Ketua Umum Demokrat, Susilo Bambang Yudhoyono (SBY) dan Ibu Ani Yudhoyono disambut hangat ratusan warga saat mampir di kediaman tokoh Jabar, Umuh Muchtar di Sumedang, Kamis (22/3). (Foto: SBY Team)

Sumedang:  Gedung aula Islamic Center Kabupaten Sumedang bergemuruh saat Ketua Umum Demokrat, Susilo Bambang Yudhoyono (SBY), melantunkan lagu “Pelangi di Matamu” bersama gitaris penyandang cacat (disabilitas) berbakat, Yana Mulyana, Kamis (22/3/2018) petang.

Sekitar 800-an tim pemenangan kampanye calon bupati Donny Ahmad Munir – Erwan Setiawan, hanyut terbawa suasana sembari ikut melantunkan lagu yang dipopulerkan band Jamrud tersebut.

“Saya amat terharu sekali. Adek kita Yana ini patut kita contoh. Dengan segala keterbatasannya, ia tetap semangat mengejar apa yang ia inginkan. Ini bisa jadi pelajaran bagi kita semua,” ujar SBY.

Yana yang merupakan warga asli Sumedang, memang pernah mendapat penghargaan sebagai gitaris terbaik di Jawa Barat. Berkat kemampuannya, ia kerap bermain musik bersama sejumlah gitaris kondang Tanah Air, seperti Dewa Budjawa dan Eross Sheilla on 7.

Bahkan, gitaris papan atas dunia, Yngwie Malmsteen, pernah memuji penampilan Yana, melalui akun Facebook-nya pada 2015 silam.

Sebelum bernyanyi, SBY mengaku terkenang saat-saat kampanye sebelum menjadi Presiden RI ke-6. “Sebenarnya saya sudah lama tidak menyanyi. Lagu “Pelangi di Matamu” ini paling sering saya bawakan dulu saat kampnye Pilpres 2004,” ungkapnya.

“Semoga lagu yang membawa saya memenangi pemilihan pada waktu dulu ini, juga bisa mengantarkan Pak Donny dan Pak Erwan menjadi bupati dan wakil bupati Sumedang,” harap SBY.

Pada kampanye tertutup tersebut, Donny menjabarkan sejumlah visi misi yang dimilikinya kepada tim kampanye pemenangan yang terdiri dari koalisi empat partai politik, PPP, Demokrat, PAN dan PKB.

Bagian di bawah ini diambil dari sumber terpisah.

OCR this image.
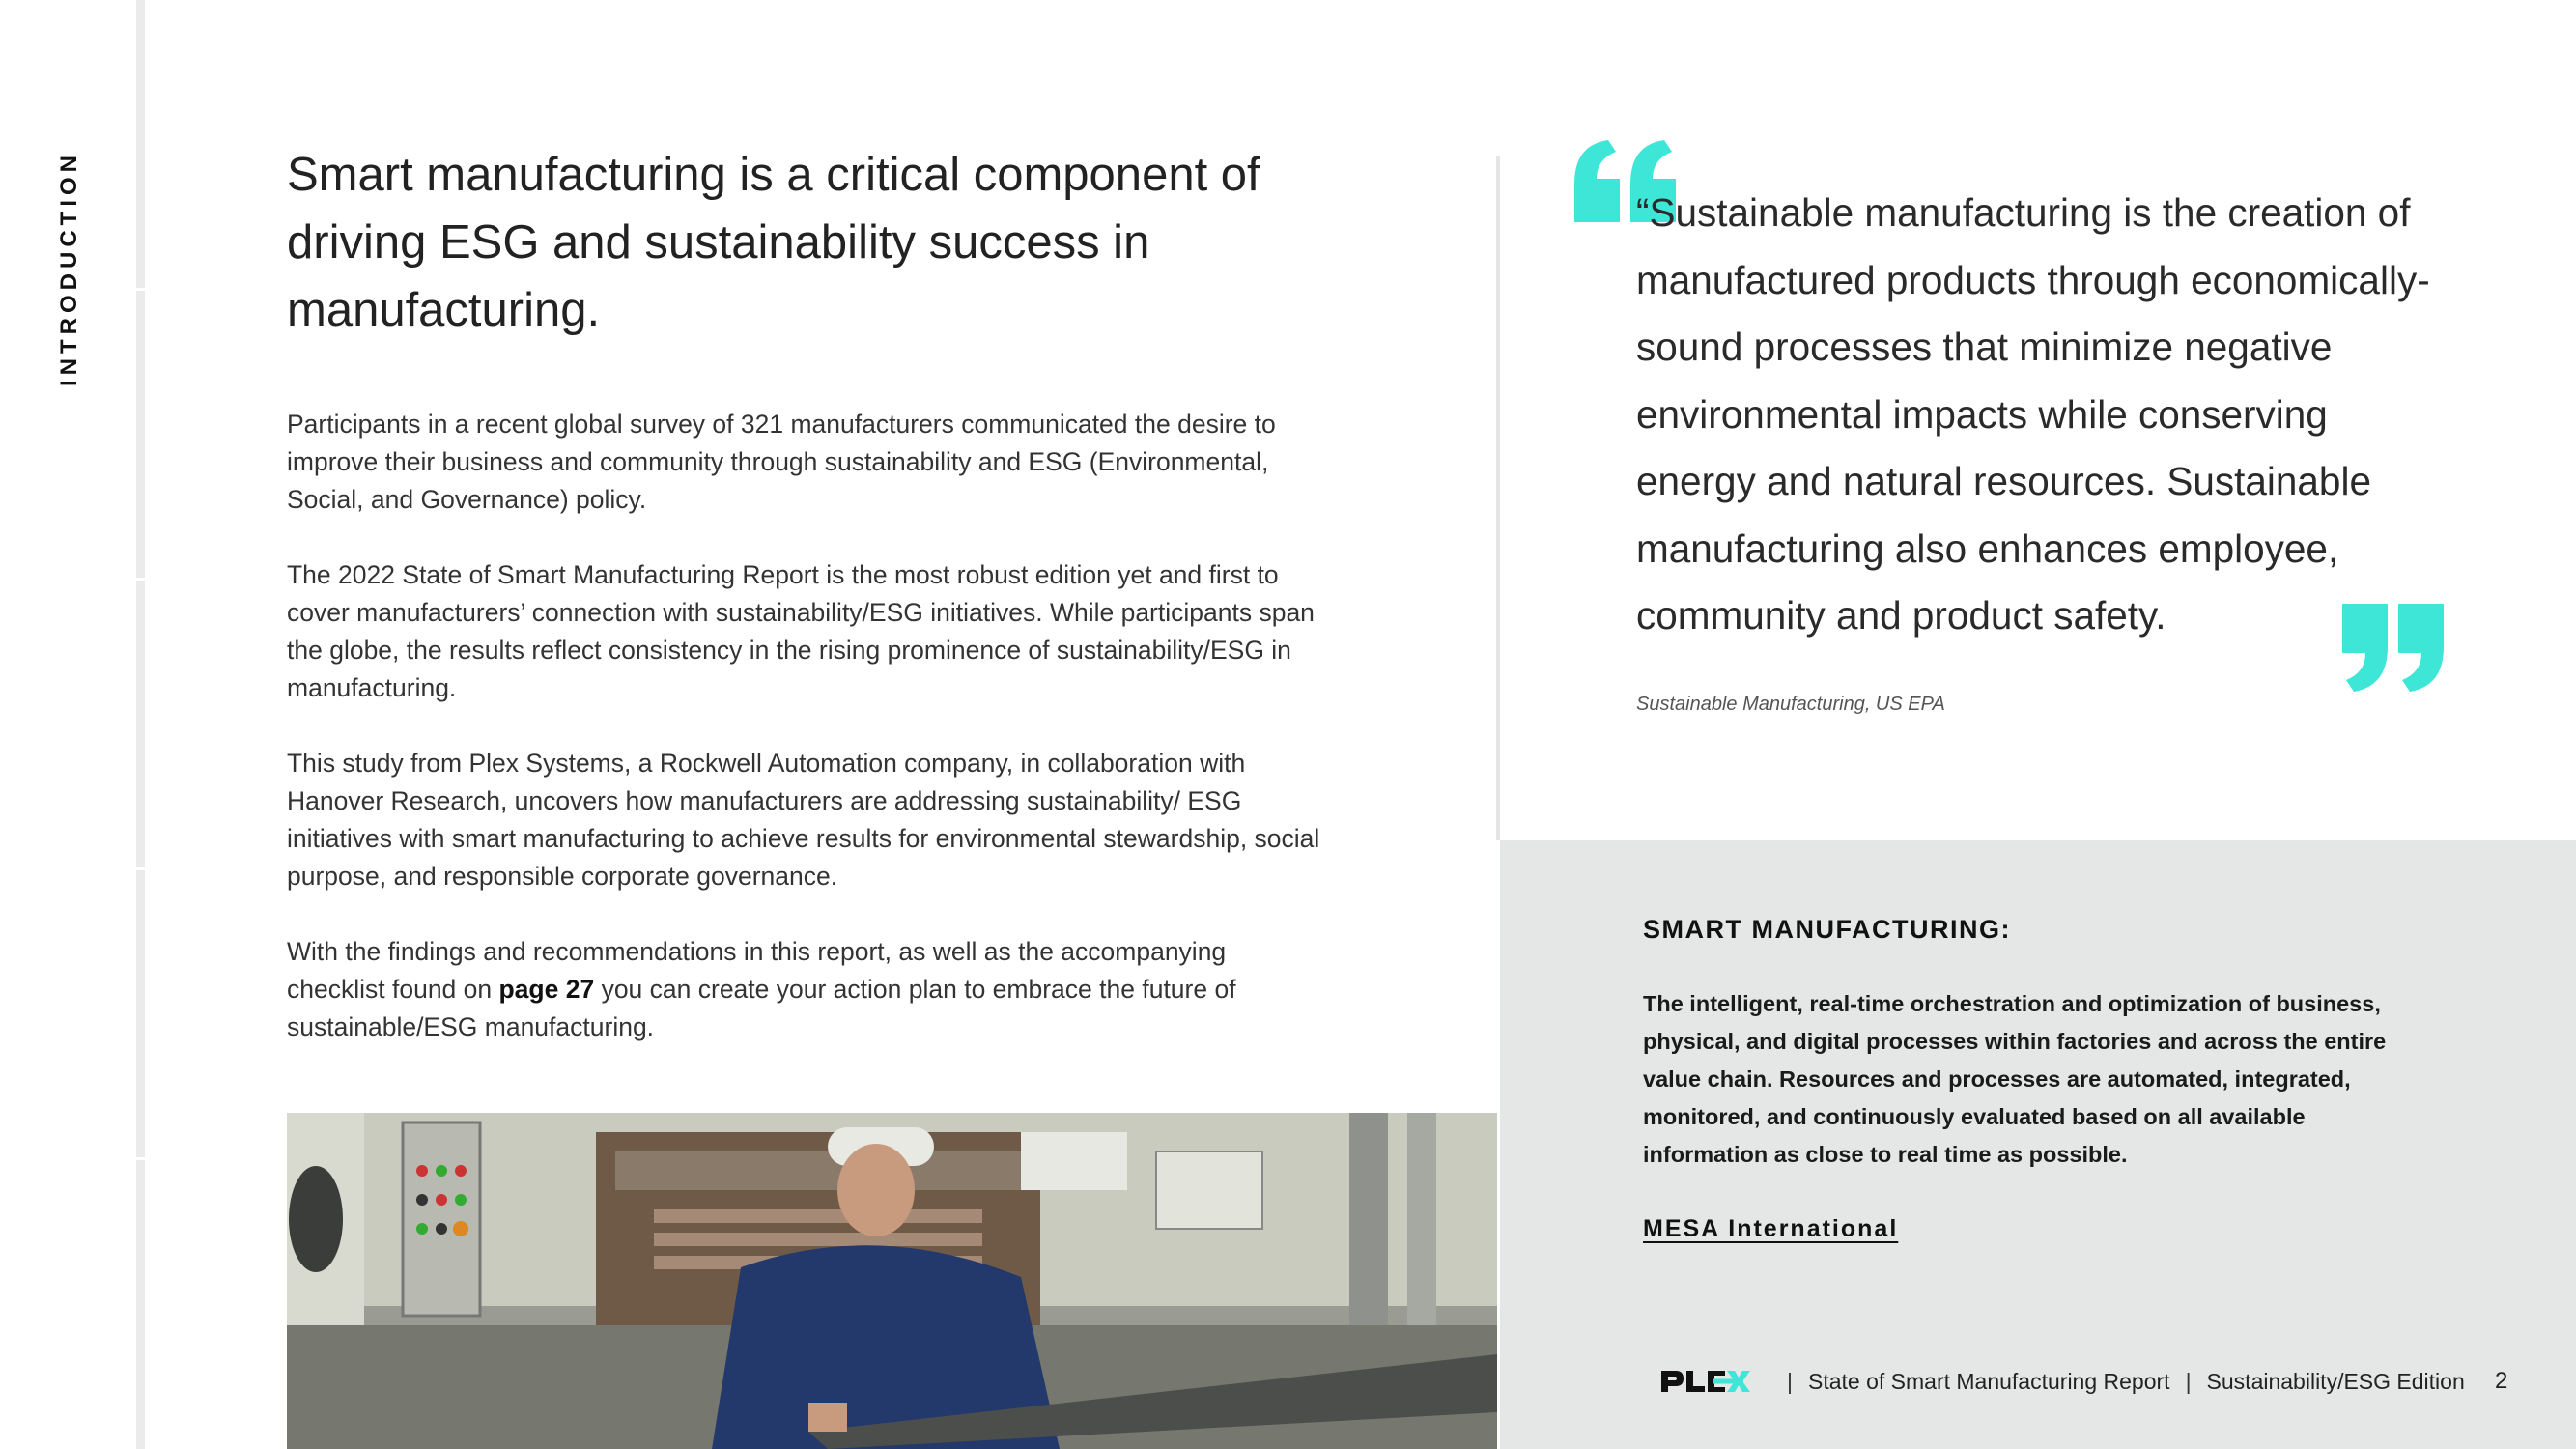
INTRODUCTION	Smart manufacturing is a critical component of driving ESG and sustainability success in manufacturing.

Participants in a recent global survey of 321 manufacturers communicated the desire to improve their business and community through sustainability and ESG (Environmental, Social, and Governance) policy.

The 2022 State of Smart Manufacturing Report is the most robust edition yet and first to cover manufacturers’ connection with sustainability/ESG initiatives. While participants span the globe, the results reflect consistency in the rising prominence of sustainability/ESG in manufacturing.

This study from Plex Systems, a Rockwell Automation company, in collaboration with Hanover Research, uncovers how manufacturers are addressing sustainability/ ESG initiatives with smart manufacturing to achieve results for environmental stewardship, social purpose, and responsible corporate governance.

With the findings and recommendations in this report, as well as the accompanying checklist found on page 27 you can create your action plan to embrace the future of sustainable/ESG manufacturing.

“Sustainable manufacturing is the creation of manufactured products through economically-sound processes that minimize negative environmental impacts while conserving energy and natural resources. Sustainable manufacturing also enhances employee, community and product safety.

Sustainable Manufacturing, US EPA
SMART MANUFACTURING:
The intelligent, real-time orchestration and optimization of business, physical, and digital processes within factories and across the entire value chain. Resources and processes are automated, integrated, monitored, and continuously evaluated based on all available information as close to real time as possible.
MESA International
| State of Smart Manufacturing Report | Sustainability/ESG Edition 2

“Di Sumedang ini, ada lima persoalan yang dihadapi oleh warga. Yaitu kemiskinan dan pengangguran, pendidikan dan dekadensi moral, jalan-jalan yang rusak, minim investasi sehingga ekonomi jadi melambat dan belum maksimalnya kinerja aparatur birokrasi,” terangnya.

Guna mengatasi masalah itu, kata Donny, ia dan pasangan akan mengoptimalkan enam potensi yang dimiliki Sumedang. Potensi itu adalah sumber daya manusia (SDM) yang mencapai 1,2 juta jiwa, sumber daya alam (SDA) yang didominasi agro bisnis pertanian dan agro wisata, serta posisi geografis daerah yang berada di koridor Bandung – Cirebon, yang menjadi pusat pertumbuhan ekonomi.

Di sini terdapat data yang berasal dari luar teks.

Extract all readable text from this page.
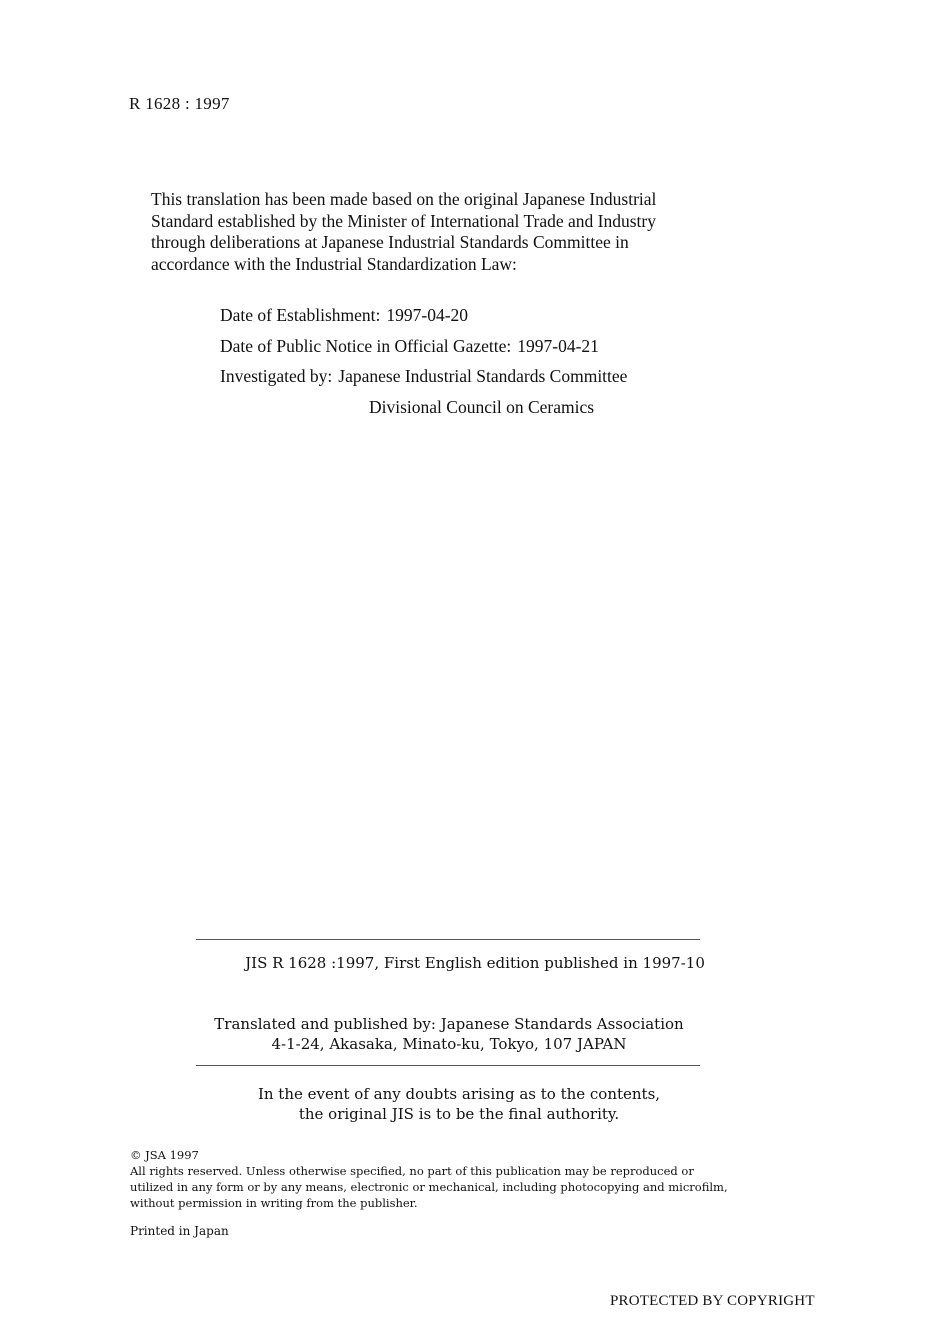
R 1628 : 1997
This translation has been made based on the original Japanese Industrial
Standard established by the Minister of International Trade and Industry
through deliberations at Japanese Industrial Standards Committee in
accordance with the Industrial Standardization Law:
Date of Establishment: 1997-04-20
Date of Public Notice in Official Gazette: 1997-04-21
Investigated by: Japanese Industrial Standards Committee
Divisional Council on Ceramics
JIS R 1628 :1997, First English edition published in 1997-10
Translated and published by: Japanese Standards Association
4-1-24, Akasaka, Minato-ku, Tokyo, 107 JAPAN
In the event of any doubts arising as to the contents,
the original JIS is to be the final authority.
© JSA 1997
All rights reserved. Unless otherwise specified, no part of this publication may be reproduced or
utilized in any form or by any means, electronic or mechanical, including photocopying and microfilm,
without permission in writing from the publisher.
Printed in Japan
PROTECTED BY COPYRIGHT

“Kemudian, daerah ini memiliki sejarah Sumedang Larang yang pernah berjaya hingga menguasai hampir seperempat Pulau Jawa. Kita juga memiliki pusat ilmu pengetahuan dan teknologi Jatinangor dan terakhir, potensi kawasan ekonomi terpadu Jatigede,” pungkas Donny.